As a one-hop removed database outsider (partially tainted by co-authoring a VLDB 2000 paper), it seems to me that there is a revolution taking place right now in the field. While the relational debate was before my time, the explosion in the data analytics market is forcing a re-examining of the appropriate architecture and interface for petabyte-scale data processing. The MapReduce programming model and the open-source Hadoop framework have been receiving tremendous attention for the job of running ad hoc queries over extremely large, often unstructured datasets. For instance, Facebook is running Hadoop queries over their multi-petabyte data warehouse.
Naturally, the database community argues that the traditional relational model is superior for these queries and that parallel database technology has been around for two decades to allow appropriate scaling. One of the most entertaining papers I have read over the past few years takes this debate head on:
A Comparison of Approaches to Large-Scale Data Analysis by Pavlo et al in SIGMOD 2009.
The paper compares some of the pros and cons of each approach. On the side for parallel databases:
- Potentially superior performance from building appropriate indices over the data.
- Long-term support for data evolution. The queries need not change as “columns” are added to the underlying data.
- Familiar declarative query interface
For shared nothing MapReduce jobs there are a number of benefits as well:
- Much simpler system setup. Configuring a parallel DB is likely more complex than configuring and installing an operating system.
- Better support for fault tolerance. MapReduce restarts individual jobs associated with failed or slow nodes.
- Better scalability.
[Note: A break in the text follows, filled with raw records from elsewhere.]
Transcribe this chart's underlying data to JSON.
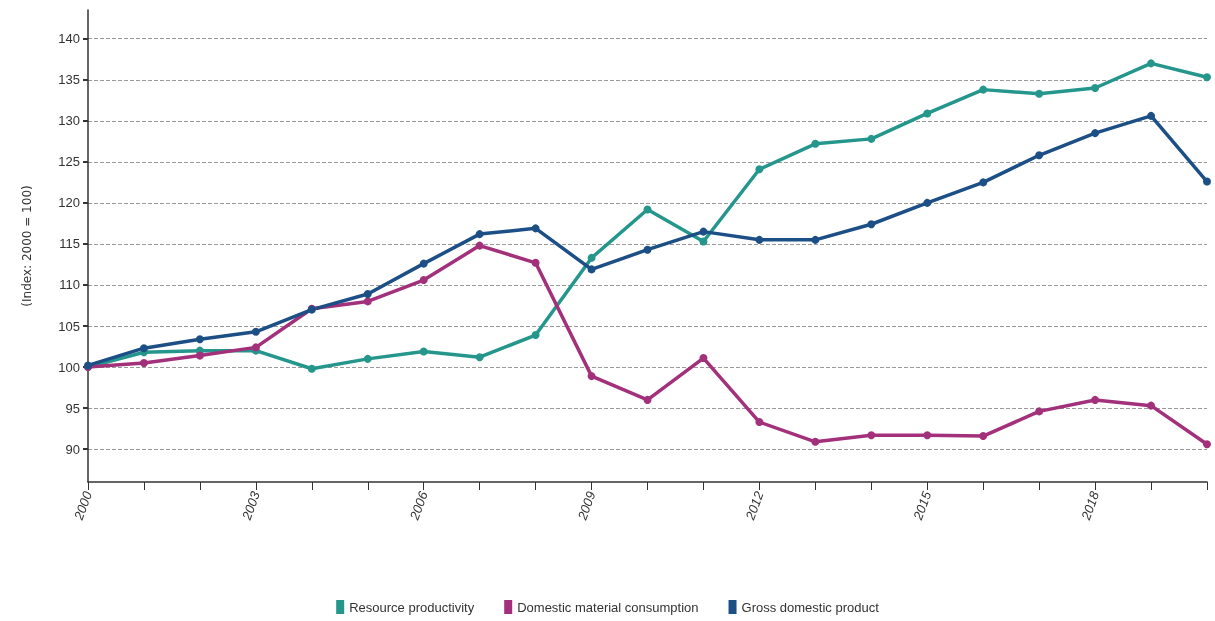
{
  "chart_data": {
    "type": "line",
    "ylabel": "(Index: 2000 = 100)",
    "x": [
      2000,
      2001,
      2002,
      2003,
      2004,
      2005,
      2006,
      2007,
      2008,
      2009,
      2010,
      2011,
      2012,
      2013,
      2014,
      2015,
      2016,
      2017,
      2018,
      2019,
      2020
    ],
    "series": [
      {
        "name": "Resource productivity",
        "color": "#25968c",
        "values": [
          100,
          101.8,
          102,
          102,
          99.8,
          101,
          101.9,
          101.2,
          103.9,
          113.3,
          119.2,
          115.3,
          124.1,
          127.2,
          127.8,
          130.9,
          133.8,
          133.3,
          134,
          137,
          135.3
        ]
      },
      {
        "name": "Domestic material consumption",
        "color": "#a3307a",
        "values": [
          100,
          100.5,
          101.4,
          102.4,
          107.1,
          108,
          110.6,
          114.8,
          112.7,
          98.9,
          96,
          101.1,
          93.3,
          90.9,
          91.7,
          91.7,
          91.6,
          94.6,
          96,
          95.3,
          90.6
        ]
      },
      {
        "name": "Gross domestic product",
        "color": "#1c4f86",
        "values": [
          100.2,
          102.3,
          103.4,
          104.3,
          107,
          108.9,
          112.6,
          116.2,
          116.9,
          111.9,
          114.3,
          116.5,
          115.5,
          115.5,
          117.4,
          120,
          122.5,
          125.8,
          128.5,
          130.6,
          122.6
        ]
      }
    ],
    "xlim": [
      2000,
      2020
    ],
    "xticks": [
      2000,
      {
        "value": 2001,
        "label": null
      },
      {
        "value": 2002,
        "label": null
      },
      2003,
      {
        "value": 2004,
        "label": null
      },
      {
        "value": 2005,
        "label": null
      },
      2006,
      {
        "value": 2007,
        "label": null
      },
      {
        "value": 2008,
        "label": null
      },
      2009,
      {
        "value": 2010,
        "label": null
      },
      {
        "value": 2011,
        "label": null
      },
      2012,
      {
        "value": 2013,
        "label": null
      },
      {
        "value": 2014,
        "label": null
      },
      2015,
      {
        "value": 2016,
        "label": null
      },
      {
        "value": 2017,
        "label": null
      },
      2018,
      {
        "value": 2019,
        "label": null
      },
      {
        "value": 2020,
        "label": null
      }
    ],
    "ylim": [
      86,
      143.5
    ],
    "yticks": [
      90,
      95,
      100,
      105,
      110,
      115,
      120,
      125,
      130,
      135,
      140
    ],
    "grid": "y",
    "legend": "bottom",
    "marker": "circle",
    "line_style": "solid"
  }
}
Parallel DB’s typically do not scale beyond about 100 nodes, whereas MapReduce jobs often run on thousands of nodes and anecdotally run on tens of thousands of nodes.
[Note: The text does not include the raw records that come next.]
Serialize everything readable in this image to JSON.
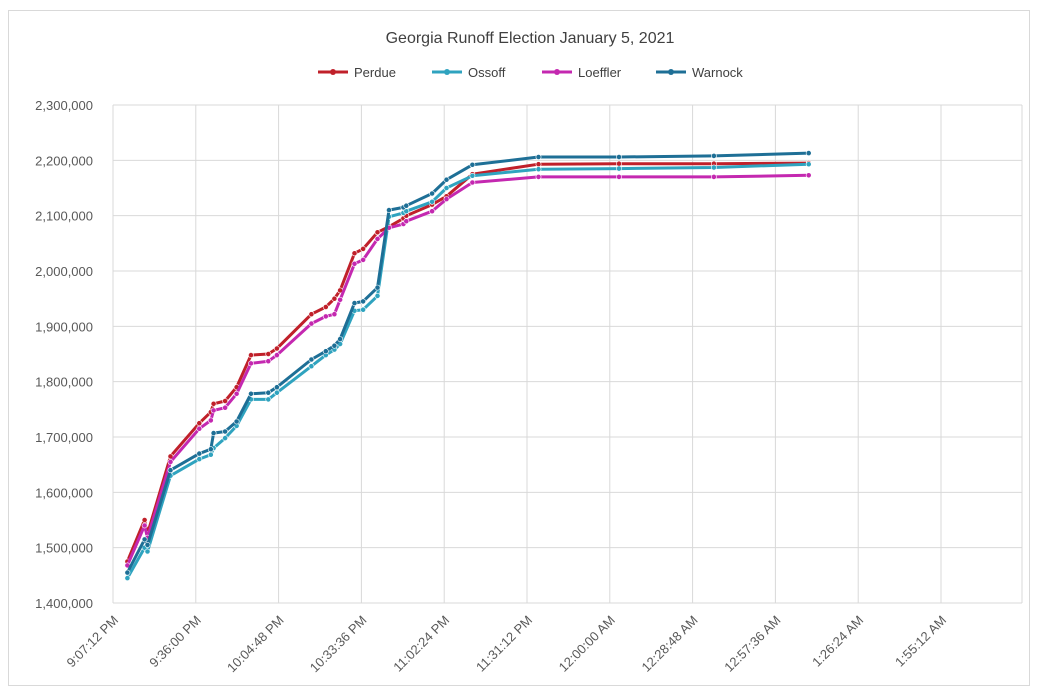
{
  "chart_data": {
    "type": "line",
    "title": "Georgia Runoff Election January 5, 2021",
    "xlabel": "",
    "ylabel": "",
    "ylim": [
      1400000,
      2300000
    ],
    "y_ticks": [
      "1,400,000",
      "1,500,000",
      "1,600,000",
      "1,700,000",
      "1,800,000",
      "1,900,000",
      "2,000,000",
      "2,100,000",
      "2,200,000",
      "2,300,000"
    ],
    "x_ticks": [
      "9:07:12 PM",
      "9:36:00 PM",
      "10:04:48 PM",
      "10:33:36 PM",
      "11:02:24 PM",
      "11:31:12 PM",
      "12:00:00 AM",
      "12:28:48 AM",
      "12:57:36 AM",
      "1:26:24 AM",
      "1:55:12 AM"
    ],
    "x_unit": "minutes after 9:07:12 PM",
    "grid": "horizontal and vertical",
    "legend_position": "top",
    "x": [
      5,
      11,
      12,
      20,
      30,
      34,
      35,
      39,
      43,
      48,
      54,
      57,
      69,
      74,
      77,
      79,
      84,
      87,
      92,
      96,
      101,
      102,
      111,
      116,
      125,
      148,
      176,
      209,
      242
    ],
    "series": [
      {
        "name": "Perdue",
        "color": "#c0202a",
        "values": [
          1475000,
          1550000,
          1525000,
          1665000,
          1725000,
          1745000,
          1760000,
          1765000,
          1790000,
          1848000,
          1850000,
          1860000,
          1922000,
          1935000,
          1950000,
          1965000,
          2032000,
          2040000,
          2070000,
          2080000,
          2095000,
          2100000,
          2120000,
          2135000,
          2175000,
          2193000,
          2194000,
          2194000,
          2195000
        ]
      },
      {
        "name": "Ossoff",
        "color": "#2fa3bf",
        "values": [
          1445000,
          1500000,
          1493000,
          1630000,
          1660000,
          1668000,
          1680000,
          1698000,
          1720000,
          1768000,
          1768000,
          1780000,
          1828000,
          1848000,
          1858000,
          1868000,
          1928000,
          1930000,
          1955000,
          2098000,
          2105000,
          2108000,
          2125000,
          2150000,
          2172000,
          2184000,
          2185000,
          2187000,
          2193000
        ]
      },
      {
        "name": "Loeffler",
        "color": "#c428b0",
        "values": [
          1468000,
          1540000,
          1518000,
          1655000,
          1715000,
          1730000,
          1748000,
          1753000,
          1778000,
          1833000,
          1837000,
          1848000,
          1905000,
          1918000,
          1922000,
          1948000,
          2013000,
          2020000,
          2058000,
          2078000,
          2085000,
          2090000,
          2108000,
          2130000,
          2160000,
          2170000,
          2170000,
          2170000,
          2173000
        ]
      },
      {
        "name": "Warnock",
        "color": "#1e6f96",
        "values": [
          1455000,
          1515000,
          1505000,
          1640000,
          1670000,
          1678000,
          1707000,
          1710000,
          1728000,
          1778000,
          1780000,
          1790000,
          1840000,
          1855000,
          1865000,
          1877000,
          1942000,
          1945000,
          1970000,
          2110000,
          2115000,
          2118000,
          2140000,
          2165000,
          2192000,
          2206000,
          2206000,
          2208000,
          2213000
        ]
      }
    ]
  }
}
On this last point, the authors claim that petabyte-scale data warehouses are rare and that it is far from impossible to store 1 PB of data on 100 machines. On this last point, I believe this argument very conveniently ignores the CPU processing benefits available from large shared nothing clusters. Having a factor of 10-100 more machines to carry out the processing can be a big win for certain queries relative to the parallel DB approach.
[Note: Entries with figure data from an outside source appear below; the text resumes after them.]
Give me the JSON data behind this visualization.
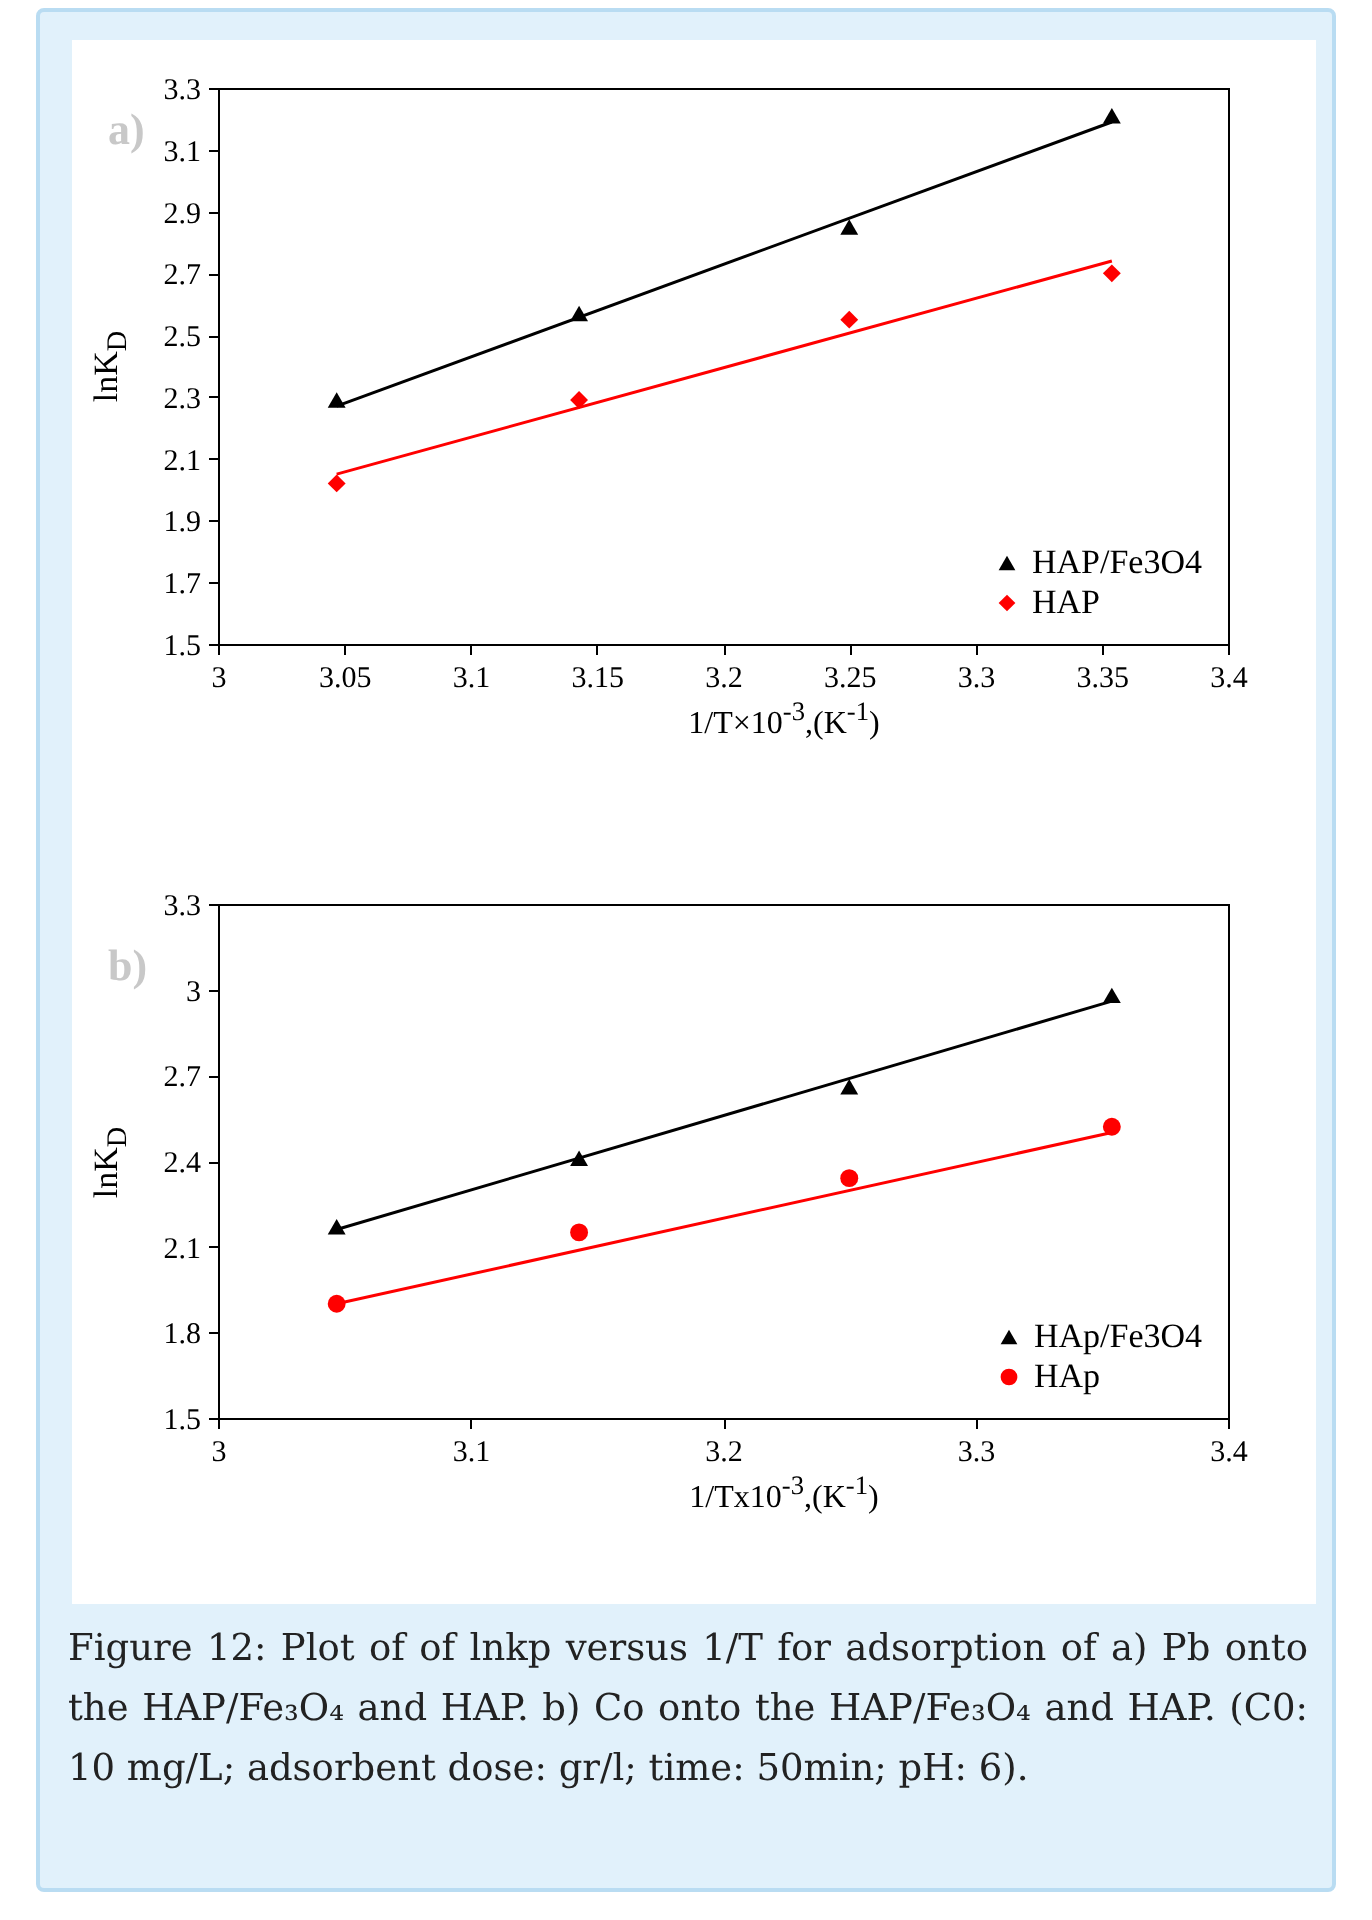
{
  "chart_data": [
    {
      "type": "scatter",
      "xlabel": "1/T×10$^{-3}$,(K$^{-1}$)",
      "ylabel": "lnK$_{D}$",
      "xlim": [
        3,
        3.4
      ],
      "xticks": [
        3,
        3.05,
        3.1,
        3.15,
        3.2,
        3.25,
        3.3,
        3.35,
        3.4
      ],
      "ylim": [
        1.5,
        3.3
      ],
      "yticks": [
        1.5,
        1.7,
        1.9,
        2.1,
        2.3,
        2.5,
        2.7,
        2.9,
        3.1,
        3.3
      ],
      "grid": false,
      "legend": "bottom right",
      "annotations": [
        "a)"
      ],
      "series": [
        {
          "type": "scatter",
          "name": "HAP/Fe3O4",
          "color": "#000000",
          "marker": "triangle",
          "x": [
            3.047,
            3.143,
            3.25,
            3.354
          ],
          "values": [
            2.29,
            2.57,
            2.85,
            3.21
          ]
        },
        {
          "type": "scatter",
          "name": "HAP",
          "color": "#ff0000",
          "marker": "diamond",
          "x": [
            3.047,
            3.143,
            3.25,
            3.354
          ],
          "values": [
            2.02,
            2.29,
            2.55,
            2.7
          ]
        },
        {
          "type": "line",
          "color": "#000000",
          "x": [
            3.047,
            3.354
          ],
          "values": [
            2.27,
            3.19
          ]
        },
        {
          "type": "line",
          "color": "#ff0000",
          "x": [
            3.047,
            3.354
          ],
          "values": [
            2.05,
            2.74
          ]
        }
      ]
    },
    {
      "type": "scatter",
      "xlabel": "1/Tx10$^{-3}$,(K$^{-1}$)",
      "ylabel": "lnK$_{D}$",
      "xlim": [
        3,
        3.4
      ],
      "xticks": [
        3,
        3.1,
        3.2,
        3.3,
        3.4
      ],
      "ylim": [
        1.5,
        3.3
      ],
      "yticks": [
        1.5,
        1.8,
        2.1,
        2.4,
        2.7,
        3,
        3.3
      ],
      "grid": false,
      "legend": "bottom right",
      "annotations": [
        "b)",
        "Figure 12: Plot of of lnkp versus 1/T for adsorption of a) Pb onto the HAP/Fe₃O₄ and HAP. b) Co onto the HAP/Fe₃O₄ and HAP. (C0: 10 mg/L; adsorbent dose: gr/l; time: 50min; pH: 6)."
      ],
      "series": [
        {
          "type": "scatter",
          "name": "HAp/Fe3O4",
          "color": "#000000",
          "marker": "triangle",
          "x": [
            3.047,
            3.143,
            3.25,
            3.354
          ],
          "values": [
            2.17,
            2.41,
            2.66,
            2.98
          ]
        },
        {
          "type": "scatter",
          "name": "HAp",
          "color": "#ff0000",
          "marker": "circle",
          "x": [
            3.047,
            3.143,
            3.25,
            3.354
          ],
          "values": [
            1.9,
            2.15,
            2.34,
            2.52
          ]
        },
        {
          "type": "line",
          "color": "#000000",
          "x": [
            3.047,
            3.354
          ],
          "values": [
            2.16,
            2.96
          ]
        },
        {
          "type": "line",
          "color": "#ff0000",
          "x": [
            3.047,
            3.354
          ],
          "values": [
            1.9,
            2.5
          ]
        }
      ]
    }
  ]
}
Overall however, the paper makes for a compelling read and I am sure that it will spark lively discussion. I just recently read one very interesting followup on “HadoopDB” in VLDB 2009:
HadoopDB: An Architectural Hybrid of MapReduce and DBMS Technologies for Analytical Workloads by Abouzeid et al in VLDB 2009.
This paper shows how to take the pre-existing Hive SQL front-end to MapReduce and instead push the functionality to run over DBMS’s running on individual nodes in the cluster that have been preloaded with data that would normally reside in HDFS.
A final effort worth mentioning in this space is the BOOM Analytics paper out of Joe Hellerstein’s group at Berkeley. They have a re-implementation of Hadoop in a DataLog-like declarative programming language that should support a range of alternative query techniques over emerging massive data sets.
Perhaps most exciting to me is that the traditionally separate database and systems communities (check out this classic) will likely be coming together to build out a shared vision of “cloud computing” in the years ahead.